“ROMA SANTA E DANNATA È UNA SPECIE DI GIOIELLO CHE RICORDA LE PIETRE ECCESSIVE SULLE DITA DEI CARDINALI” – “L’ESPRESSO” IN LODE DEL DOCU-FILM DI DAGO E MARCO GIUSTI: “OGNI EPISODIO, ANEDDOTO, RICORDO, DA VERDONE A VANZINA, DA LUXURIA A VERA GEMMA, REGALA PILLOLE DI GIOIOSA FOLLIA. MA AL TEMPO STESSO SI TRASFORMA IN UNA RADIOGRAFIA DEL POTERE DI IERI, SINTOMO ESPLICITO DI QUELLO DELL’OGGI” – “UN RISULTATO ELEGANTE COME SOLO IL POP PIÙ LIMPIDO RIESCE A ESSERE” - VIDEO
-ROMA SANTA E DANNATA - TRAILER
Estratto dell’articolo di Beatrice Dondi per https://lespresso.it/
Helmut Berger nudo che tira ghiaccio e noccioline dal tavolino di un locale, una pornostar che gioca con le candele sulla musica dei Carmina Burana, il principe Giovannelli che porta Ceccherini alle due di notte a casa di Vittorio Sgarbi e lo trova sdraiato su un divano rosso con una signora tra le gambe.
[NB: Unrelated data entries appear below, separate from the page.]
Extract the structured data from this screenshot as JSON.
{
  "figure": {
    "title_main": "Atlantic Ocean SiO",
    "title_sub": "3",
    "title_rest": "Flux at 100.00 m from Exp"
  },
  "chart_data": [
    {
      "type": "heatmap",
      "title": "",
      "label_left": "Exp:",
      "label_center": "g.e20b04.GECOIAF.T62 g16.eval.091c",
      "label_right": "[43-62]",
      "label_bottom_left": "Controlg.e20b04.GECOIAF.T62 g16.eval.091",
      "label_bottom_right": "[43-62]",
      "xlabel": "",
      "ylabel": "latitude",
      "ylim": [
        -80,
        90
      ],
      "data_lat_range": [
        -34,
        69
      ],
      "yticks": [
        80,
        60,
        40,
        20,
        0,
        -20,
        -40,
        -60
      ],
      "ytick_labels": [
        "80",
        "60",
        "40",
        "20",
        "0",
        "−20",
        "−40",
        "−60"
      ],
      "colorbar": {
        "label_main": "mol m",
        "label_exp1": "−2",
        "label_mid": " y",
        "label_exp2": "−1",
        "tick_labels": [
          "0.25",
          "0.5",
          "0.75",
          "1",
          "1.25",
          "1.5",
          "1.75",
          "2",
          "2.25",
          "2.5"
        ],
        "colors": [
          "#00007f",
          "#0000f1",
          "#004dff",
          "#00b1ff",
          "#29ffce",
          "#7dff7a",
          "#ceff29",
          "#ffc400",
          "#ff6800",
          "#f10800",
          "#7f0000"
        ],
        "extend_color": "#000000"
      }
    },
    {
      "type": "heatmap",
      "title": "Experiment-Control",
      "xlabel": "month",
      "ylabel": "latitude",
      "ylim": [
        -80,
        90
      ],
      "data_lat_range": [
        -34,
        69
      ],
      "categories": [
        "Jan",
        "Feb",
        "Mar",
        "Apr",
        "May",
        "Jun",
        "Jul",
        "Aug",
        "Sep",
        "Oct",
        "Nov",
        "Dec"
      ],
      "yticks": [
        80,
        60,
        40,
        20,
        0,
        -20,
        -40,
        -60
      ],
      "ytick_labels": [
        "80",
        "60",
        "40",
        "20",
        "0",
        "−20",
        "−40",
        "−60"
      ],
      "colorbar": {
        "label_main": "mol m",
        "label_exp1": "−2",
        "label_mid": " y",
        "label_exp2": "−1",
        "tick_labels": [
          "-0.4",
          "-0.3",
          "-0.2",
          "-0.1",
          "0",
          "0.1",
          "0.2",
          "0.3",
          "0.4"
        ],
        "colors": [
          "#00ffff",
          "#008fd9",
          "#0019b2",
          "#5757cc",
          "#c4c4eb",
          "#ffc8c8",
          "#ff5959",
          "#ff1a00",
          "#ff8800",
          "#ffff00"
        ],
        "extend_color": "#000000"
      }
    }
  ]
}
Detta così sembra di sfogliare le tavole di Asterix sulle orge degli imperatori romani, quell’eccesso paradossale rinchiuso in un cubetto di formaggio da sciogliere nella fonduta come un proiettile mancante nella roulette russa.
Invece è l’immaginifico racconto di “Roma santa e dannata”, il documentario di Roberto D’Agostino e Marco Giusti che prende la schiuma in superficie per farne un affresco profondo, capace di scivolare via come un battello sul Tevere.
È l’insostenibile leggerezza di Roma, una parafrasi del romanzo di Kundera che lo stesso D’Agostino aveva eletto ai tempi di “Quelli della notte” a icona pop dello spirito del tempo, un libro ridotto a titolo per voce di un intellettuale post-tutto e post-niente.
Diretto e fotografato da Daniele Ciprì, il documentario che ha scatenato il disgusto dell’ex ministro Carlo Giovanardi («Qui ciò che viene descritto è la depravazione», ha detto sdegnato ai microfoni dalla radio di Pro-Vita & Famiglia) è una specie di gioiello che ricorda le pietre eccessive sulle dita dei cardinali. Ogni episodio, aneddoto, ricordo, da Verdone a Vanzina, da Luxuria a Vera Gemma, regala pillole di gioiosa follia.
Ma al tempo stesso si trasforma in una lente, sotto la quale il dettaglio si ingrandisce per arrivare al di là, una radiografia del potere di ieri, sintomo esplicito di quello dell’oggi, in tutto il suo peso. La Roma di Craxi, De Michelis e poi di Berlusconi, quella esagerata, sguaiata, a tratti ridicola («a guardarla dal buco della serratura non sai se chiamare i carabinieri o gli infermieri») che si addormenta all’ombra del Vaticano per svegliarsi pagana, un giorno dopo l’altro, come la chiesa che diventa un cinema porno, che ridiventa un locale simbolo della trasgressione e infine il luogo dell’ufficio stampa del Giubileo. O la Roma in cui il Papa polacco esce in incognito per respirare la libertà e al suo rientro gli vengono chiesti i documenti. «Ma io sono il Papa», risponde. «E allora possibile che nun c’hai le chiavi de casa?».
Insomma, il “Diario notturno” di due autori marziani, un po’ Ric e Gian, un po’ Dante e Virgilio, un po’ proprio Dago e Giusti, esatta via di mezzo tra spirito critico e trionfo cafonal, che chiudono il cerchio con un risultato elegante come solo il pop più limpido riesce a essere. Perché si sa che alla fine a Roma, tra destra e sinistra, la scelta cade sempre sul centrotavola.